Click to learn more about author W. Curtis Preston.
A system administrator who has actually been through a real disaster told me in a recent podcast interview that most of the challenges he had were more about basic infrastructure like internet, lodging, and food. In this final article in the series, I want to focus on the actual backup and DR system itself – without it you’re getting nowhere. Click links to read part one and part two.
I’m sure you tested your backup and DR system during its initial implementation. The important thing, however, is that this testing should continue. Only then will you be able to reliably state your current RTA and RPA back to the business units so that they will know what they can expect in any sort of disaster.
It’s also important that you test the recovery of as much of your data center as you can. The cloud makes this possible, so there’s really no excuse anymore. You should be regularly restoring your entire mission-critical enterprise somewhere in the cloud.
The reason this is important is due to the advent of ransomware. The chances that your company could be impacted by ransomware seem to go up every day. But if you’re able to reliably tell someone “I can have all of our mission-critical systems back online in two days,” you might just save your company millions of dollars in ransom money.
As we saw in the first two parts of this series, your hands will often be tied behind your back during the actual recovery. Therefore, you should try to replicate this as much as possible during your test recoveries. If you are the person that designed or administers the backup and DR system, you should not be the person doing the actual recovery. It should be performed by someone who is technically capable, but not operationally familiar with the system itself. They should be able to follow your documentation and execute the recovery. If you are able to do that, you will be prepared for an actual disaster.

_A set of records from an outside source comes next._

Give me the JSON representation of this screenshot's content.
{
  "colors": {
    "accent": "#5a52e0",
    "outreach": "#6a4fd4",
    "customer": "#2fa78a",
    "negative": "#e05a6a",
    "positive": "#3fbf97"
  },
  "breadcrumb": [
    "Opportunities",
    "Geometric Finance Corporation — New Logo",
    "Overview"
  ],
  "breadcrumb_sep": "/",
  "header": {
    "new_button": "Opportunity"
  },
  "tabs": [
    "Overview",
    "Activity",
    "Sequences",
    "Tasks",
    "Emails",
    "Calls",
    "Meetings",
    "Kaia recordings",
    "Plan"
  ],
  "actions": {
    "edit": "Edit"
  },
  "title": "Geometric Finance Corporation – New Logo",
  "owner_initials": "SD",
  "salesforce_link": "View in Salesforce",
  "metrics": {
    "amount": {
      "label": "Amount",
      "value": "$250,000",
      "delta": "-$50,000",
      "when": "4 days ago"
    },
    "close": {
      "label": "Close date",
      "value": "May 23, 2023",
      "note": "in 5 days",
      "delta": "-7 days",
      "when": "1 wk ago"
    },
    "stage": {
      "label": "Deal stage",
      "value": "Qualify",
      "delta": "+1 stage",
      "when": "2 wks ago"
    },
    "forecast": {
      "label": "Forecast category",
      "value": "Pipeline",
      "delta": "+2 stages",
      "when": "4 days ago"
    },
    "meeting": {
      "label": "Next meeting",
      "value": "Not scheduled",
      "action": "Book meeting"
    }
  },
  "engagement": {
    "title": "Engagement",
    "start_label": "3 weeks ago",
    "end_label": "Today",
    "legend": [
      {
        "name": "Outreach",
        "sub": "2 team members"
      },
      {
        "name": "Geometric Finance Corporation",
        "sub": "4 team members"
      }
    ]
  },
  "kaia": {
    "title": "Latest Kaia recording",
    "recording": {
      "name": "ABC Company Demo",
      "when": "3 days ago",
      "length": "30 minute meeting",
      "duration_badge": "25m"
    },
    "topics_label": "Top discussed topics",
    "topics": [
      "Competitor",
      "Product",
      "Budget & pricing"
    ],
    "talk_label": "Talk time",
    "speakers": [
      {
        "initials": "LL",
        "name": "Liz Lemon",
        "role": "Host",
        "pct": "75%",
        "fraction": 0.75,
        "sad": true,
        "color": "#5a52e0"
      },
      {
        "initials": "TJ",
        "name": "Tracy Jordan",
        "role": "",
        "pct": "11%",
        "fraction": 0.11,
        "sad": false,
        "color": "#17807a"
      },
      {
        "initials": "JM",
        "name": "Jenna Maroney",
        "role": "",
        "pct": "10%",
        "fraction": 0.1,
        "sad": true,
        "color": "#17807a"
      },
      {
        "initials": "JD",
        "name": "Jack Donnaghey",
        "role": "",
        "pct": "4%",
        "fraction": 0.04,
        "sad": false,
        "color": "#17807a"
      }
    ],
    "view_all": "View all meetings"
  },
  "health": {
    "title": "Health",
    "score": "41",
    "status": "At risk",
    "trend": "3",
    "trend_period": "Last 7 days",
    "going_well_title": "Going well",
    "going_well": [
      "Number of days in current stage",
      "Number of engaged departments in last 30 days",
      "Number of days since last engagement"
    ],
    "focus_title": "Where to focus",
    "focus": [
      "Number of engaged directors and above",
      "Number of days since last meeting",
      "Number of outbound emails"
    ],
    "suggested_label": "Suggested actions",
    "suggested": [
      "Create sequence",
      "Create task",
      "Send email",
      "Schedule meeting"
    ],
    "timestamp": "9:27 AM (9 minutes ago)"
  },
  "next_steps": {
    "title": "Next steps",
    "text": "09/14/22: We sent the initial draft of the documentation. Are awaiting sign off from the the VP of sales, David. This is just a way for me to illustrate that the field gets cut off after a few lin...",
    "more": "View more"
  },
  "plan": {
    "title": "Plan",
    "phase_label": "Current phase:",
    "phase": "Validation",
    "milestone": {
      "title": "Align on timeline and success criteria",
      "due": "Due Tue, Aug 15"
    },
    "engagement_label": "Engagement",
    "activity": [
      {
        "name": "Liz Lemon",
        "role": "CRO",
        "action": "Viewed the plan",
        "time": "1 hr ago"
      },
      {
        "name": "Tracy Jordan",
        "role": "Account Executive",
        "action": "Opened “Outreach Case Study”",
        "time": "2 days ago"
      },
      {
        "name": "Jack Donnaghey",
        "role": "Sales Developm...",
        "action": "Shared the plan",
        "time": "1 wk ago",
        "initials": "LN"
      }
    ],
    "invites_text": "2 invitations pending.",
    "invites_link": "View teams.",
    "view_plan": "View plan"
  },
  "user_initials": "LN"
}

Another important thing that we found out when interviewing this person who has actually been through a disaster is the importance of having extra backup system capacity. This is important because during the actual recovery, every spare computing cycle and every spare I/O will be used to conduct the recovery. If the recovery takes more than a few hours, your company needs to continue to function and its data needs to continue to be protected during that time.
The recovery that our podcast guest experienced took two weeks. You cannot go two weeks without backing up important company data, so it was lucky for him they had extra backup system capacity they could activate during the disaster recovery. In his case, it was their tape library they use to provide copies of backups. They were able to change the backup configurations so the backups went directly to those tape drives. While it might not have been ideal from a performance standpoint, it allowed backups to continue while the recovery progressed uninterrupted.
Another important thing we heard during this interview was the importance of automatic backup inclusion. In this case, it meant that as systems were recovered, they were automatically added back to the new standby backup system. I can’t stress strongly enough that this concept is a crucial component for any good system.
Finally, we discussed the need to be flexible. There is the plan and then there is the actual recovery. The key in an actual disaster recovery is to be flexible, which means that you need flexible people. I am once again reminded that your most important resource is the people that are going to make everything happen. So my final piece of DR advice is to check on your people. Make sure they know how important they are to you, because one day they just might be the thing standing between your company and oblivion.